Son retour, faute de mode de pensée alternatif, induit la plupart des impasses conceptuelles que l’on constate.
Le wokisme racialise par antiracisme, et se trouve conduit à consacrer une relation dominant/dominé au moment où justement elle est en voie de disparition. Domination des Blancs, des mâles, des colonialistes, des Occidentaux sur les Noirs ou les Colored People, les femmes, les ex-colonisés, les pays en voie de développement… ces substituts à l’exploitation des prolétaires par les bourgeois, ne sont pas plus pertinents. C’est en utilisant un mode de pensée dialectique inadéquat que les nouveaux ayatollahs du politiquement correct s’égarent.
Cette théorisation de l’oppression survient quand la couleur de peau est une discrimination proscrite chez les populations à majorité blanche, alors qu’il n’en est pas de même ailleurs. C’est aussi quand les sociétés d’Occident ont établi comme principe l’égalité des femmes avec les hommes, et la mettent en pratique que les néo-dialectiques leur reprochent leur patriarcat arriéré, mais ne disent rien sur les cultures qui en sont restées à une soumission totale de la femme.

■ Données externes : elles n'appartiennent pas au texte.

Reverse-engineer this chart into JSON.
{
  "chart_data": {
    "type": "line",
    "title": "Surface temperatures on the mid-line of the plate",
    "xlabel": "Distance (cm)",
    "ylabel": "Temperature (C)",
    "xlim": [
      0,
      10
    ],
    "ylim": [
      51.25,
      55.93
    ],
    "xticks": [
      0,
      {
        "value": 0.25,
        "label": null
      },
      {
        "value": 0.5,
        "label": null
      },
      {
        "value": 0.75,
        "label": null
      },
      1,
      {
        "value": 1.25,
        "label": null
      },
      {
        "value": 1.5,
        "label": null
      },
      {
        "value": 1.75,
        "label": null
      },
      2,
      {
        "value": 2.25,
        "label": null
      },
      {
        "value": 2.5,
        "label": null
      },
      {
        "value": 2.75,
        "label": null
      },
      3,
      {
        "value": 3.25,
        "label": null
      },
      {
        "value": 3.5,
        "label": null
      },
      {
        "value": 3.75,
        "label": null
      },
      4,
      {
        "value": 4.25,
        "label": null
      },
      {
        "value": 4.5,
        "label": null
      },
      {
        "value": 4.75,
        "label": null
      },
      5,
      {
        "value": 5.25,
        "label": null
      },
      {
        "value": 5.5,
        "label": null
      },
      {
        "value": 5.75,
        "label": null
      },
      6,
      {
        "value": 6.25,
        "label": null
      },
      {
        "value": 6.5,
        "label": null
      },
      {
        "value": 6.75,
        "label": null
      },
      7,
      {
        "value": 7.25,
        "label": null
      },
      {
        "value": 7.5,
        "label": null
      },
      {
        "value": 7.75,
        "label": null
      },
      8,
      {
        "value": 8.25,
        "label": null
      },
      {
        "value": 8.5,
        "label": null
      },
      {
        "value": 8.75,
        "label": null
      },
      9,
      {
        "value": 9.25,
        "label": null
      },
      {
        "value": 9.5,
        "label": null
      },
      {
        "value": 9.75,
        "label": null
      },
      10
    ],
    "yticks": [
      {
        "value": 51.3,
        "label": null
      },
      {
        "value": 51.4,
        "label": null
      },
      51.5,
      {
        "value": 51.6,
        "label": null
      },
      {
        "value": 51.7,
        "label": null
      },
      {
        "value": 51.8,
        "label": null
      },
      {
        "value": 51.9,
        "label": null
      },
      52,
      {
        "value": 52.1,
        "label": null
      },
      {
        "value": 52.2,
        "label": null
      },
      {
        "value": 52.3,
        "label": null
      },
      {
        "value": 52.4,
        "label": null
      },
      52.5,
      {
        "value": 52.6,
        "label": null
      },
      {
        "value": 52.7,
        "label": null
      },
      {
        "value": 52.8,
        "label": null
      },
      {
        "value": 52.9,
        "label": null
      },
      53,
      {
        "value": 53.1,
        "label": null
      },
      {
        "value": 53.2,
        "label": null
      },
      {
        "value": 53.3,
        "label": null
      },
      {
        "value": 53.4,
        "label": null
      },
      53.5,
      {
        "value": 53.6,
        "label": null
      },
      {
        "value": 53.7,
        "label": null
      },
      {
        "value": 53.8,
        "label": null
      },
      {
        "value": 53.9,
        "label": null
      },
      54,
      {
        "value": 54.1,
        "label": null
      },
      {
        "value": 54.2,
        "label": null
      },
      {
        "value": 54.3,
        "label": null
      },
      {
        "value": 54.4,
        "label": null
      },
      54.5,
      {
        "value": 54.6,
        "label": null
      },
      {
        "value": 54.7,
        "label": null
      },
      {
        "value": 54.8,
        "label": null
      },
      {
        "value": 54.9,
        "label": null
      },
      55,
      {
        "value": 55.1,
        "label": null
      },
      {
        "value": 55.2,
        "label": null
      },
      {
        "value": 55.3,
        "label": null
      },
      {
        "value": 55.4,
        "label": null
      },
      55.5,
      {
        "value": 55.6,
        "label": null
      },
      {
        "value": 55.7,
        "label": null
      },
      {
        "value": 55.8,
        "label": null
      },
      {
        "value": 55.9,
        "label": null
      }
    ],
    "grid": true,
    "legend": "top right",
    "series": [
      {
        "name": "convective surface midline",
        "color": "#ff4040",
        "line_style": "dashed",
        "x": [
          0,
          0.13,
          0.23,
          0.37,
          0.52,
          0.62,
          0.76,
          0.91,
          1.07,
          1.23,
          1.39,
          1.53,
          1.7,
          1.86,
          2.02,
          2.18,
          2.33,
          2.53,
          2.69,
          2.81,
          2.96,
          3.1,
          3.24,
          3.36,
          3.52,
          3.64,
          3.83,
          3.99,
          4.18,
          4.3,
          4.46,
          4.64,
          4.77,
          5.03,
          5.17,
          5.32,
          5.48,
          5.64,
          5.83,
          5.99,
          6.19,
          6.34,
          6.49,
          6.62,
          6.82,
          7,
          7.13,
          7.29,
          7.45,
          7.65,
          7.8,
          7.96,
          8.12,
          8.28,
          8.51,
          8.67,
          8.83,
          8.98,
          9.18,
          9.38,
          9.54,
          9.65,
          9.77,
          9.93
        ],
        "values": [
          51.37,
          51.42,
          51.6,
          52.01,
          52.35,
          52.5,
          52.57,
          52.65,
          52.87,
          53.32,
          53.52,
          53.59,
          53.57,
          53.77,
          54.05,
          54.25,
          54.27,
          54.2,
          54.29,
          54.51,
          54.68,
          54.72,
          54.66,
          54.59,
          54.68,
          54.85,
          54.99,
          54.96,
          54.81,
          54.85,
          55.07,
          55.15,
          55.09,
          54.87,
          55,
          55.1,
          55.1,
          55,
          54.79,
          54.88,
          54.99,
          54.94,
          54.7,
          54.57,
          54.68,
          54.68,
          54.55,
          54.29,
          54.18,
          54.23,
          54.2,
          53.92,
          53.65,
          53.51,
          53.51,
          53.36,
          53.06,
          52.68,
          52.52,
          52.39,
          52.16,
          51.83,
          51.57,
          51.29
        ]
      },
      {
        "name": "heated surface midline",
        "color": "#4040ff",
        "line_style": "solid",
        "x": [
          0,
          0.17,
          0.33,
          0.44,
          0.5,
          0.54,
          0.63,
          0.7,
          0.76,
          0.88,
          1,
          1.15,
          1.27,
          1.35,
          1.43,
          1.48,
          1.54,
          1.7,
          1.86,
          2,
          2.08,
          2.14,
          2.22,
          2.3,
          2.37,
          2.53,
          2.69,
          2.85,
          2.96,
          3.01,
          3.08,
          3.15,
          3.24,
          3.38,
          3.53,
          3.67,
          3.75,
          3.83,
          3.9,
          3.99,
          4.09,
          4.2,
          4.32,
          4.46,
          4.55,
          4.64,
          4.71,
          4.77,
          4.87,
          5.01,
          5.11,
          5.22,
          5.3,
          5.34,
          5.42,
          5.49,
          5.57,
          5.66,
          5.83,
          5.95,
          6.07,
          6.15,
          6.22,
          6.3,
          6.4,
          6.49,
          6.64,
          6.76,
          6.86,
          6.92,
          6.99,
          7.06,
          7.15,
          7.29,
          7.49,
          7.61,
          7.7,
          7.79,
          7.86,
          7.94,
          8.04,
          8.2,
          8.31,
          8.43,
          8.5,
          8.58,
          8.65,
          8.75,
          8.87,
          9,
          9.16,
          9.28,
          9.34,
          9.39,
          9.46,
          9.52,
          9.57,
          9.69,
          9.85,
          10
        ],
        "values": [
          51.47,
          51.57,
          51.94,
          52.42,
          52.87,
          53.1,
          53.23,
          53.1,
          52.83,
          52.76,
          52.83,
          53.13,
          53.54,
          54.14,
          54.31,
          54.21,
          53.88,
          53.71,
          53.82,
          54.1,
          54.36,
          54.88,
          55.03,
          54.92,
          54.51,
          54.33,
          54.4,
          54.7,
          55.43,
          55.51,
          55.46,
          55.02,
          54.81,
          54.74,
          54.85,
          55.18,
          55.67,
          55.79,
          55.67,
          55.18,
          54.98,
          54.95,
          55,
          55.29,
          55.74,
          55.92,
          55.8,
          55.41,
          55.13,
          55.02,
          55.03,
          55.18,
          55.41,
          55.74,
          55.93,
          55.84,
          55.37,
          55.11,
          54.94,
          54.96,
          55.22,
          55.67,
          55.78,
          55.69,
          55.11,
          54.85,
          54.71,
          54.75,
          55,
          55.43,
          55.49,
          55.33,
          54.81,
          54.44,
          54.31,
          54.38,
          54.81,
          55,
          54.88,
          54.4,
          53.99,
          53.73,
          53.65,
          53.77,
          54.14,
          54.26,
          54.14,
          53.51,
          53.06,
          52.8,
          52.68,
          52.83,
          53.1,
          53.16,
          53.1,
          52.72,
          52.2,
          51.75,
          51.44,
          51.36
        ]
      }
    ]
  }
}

C’est encore quand la colonisation est derrière nous qu’ils en dénoncent les crimes et abus, prétendant que ceux-ci se perpétuent dans les esprits, ouvrant la voie aux voyous de Wagner qui mettent les Etats d’Afrique en coupe réglée.
Ces mêmes « vigilants » dénoncent l’impérialisme nord-américain au moment où il disparaît et que se pose la question des inconvénients de l’isolationnisme US, et de son possible dépassement par la Chine. C’est encore quand le maoïsme renaît en Chine que le régime totalitaire chéri des soixante-huitards attardés devient la principale menace que doivent affronter les démocraties.
On continue, enfin, à parler de lutte des classes quand le prolétariat a disparu, quand la CGT, centrale ouvrière, est maintenant dirigée par une cadre.
Tout ceci serait simplement risible si cela ne conduisait pas à interdire toute autre mode de pensée, en occupant tout l’espace intellectuel de l’époque.
De ces pensées rétrogrades qui conduisent fatalement à la guerre, car tout penser en termes de conflits y mène inéluctablement, il faut absolument et urgemment s’affranchir pour réfléchir au monde tel qu’il est, et tel qu’on le souhaite.
Oui, la guerre qui revient en Europe est un résidu de la pensée dialectique. La Russie contaminée par la théorie du conflit permanent pendant les 70 ans de l’URSS, se déclare en danger. Nous savons bien que ce péril est imaginaire. Qui songerait à s’emparer des immensités glacées de Sibérie ? Certes, la Fédération de Russie dispose de ressources naturelles considérables, mais il est si simple des les acheter, et tellement moins coûteux que de tenter de s’en emparer par la force.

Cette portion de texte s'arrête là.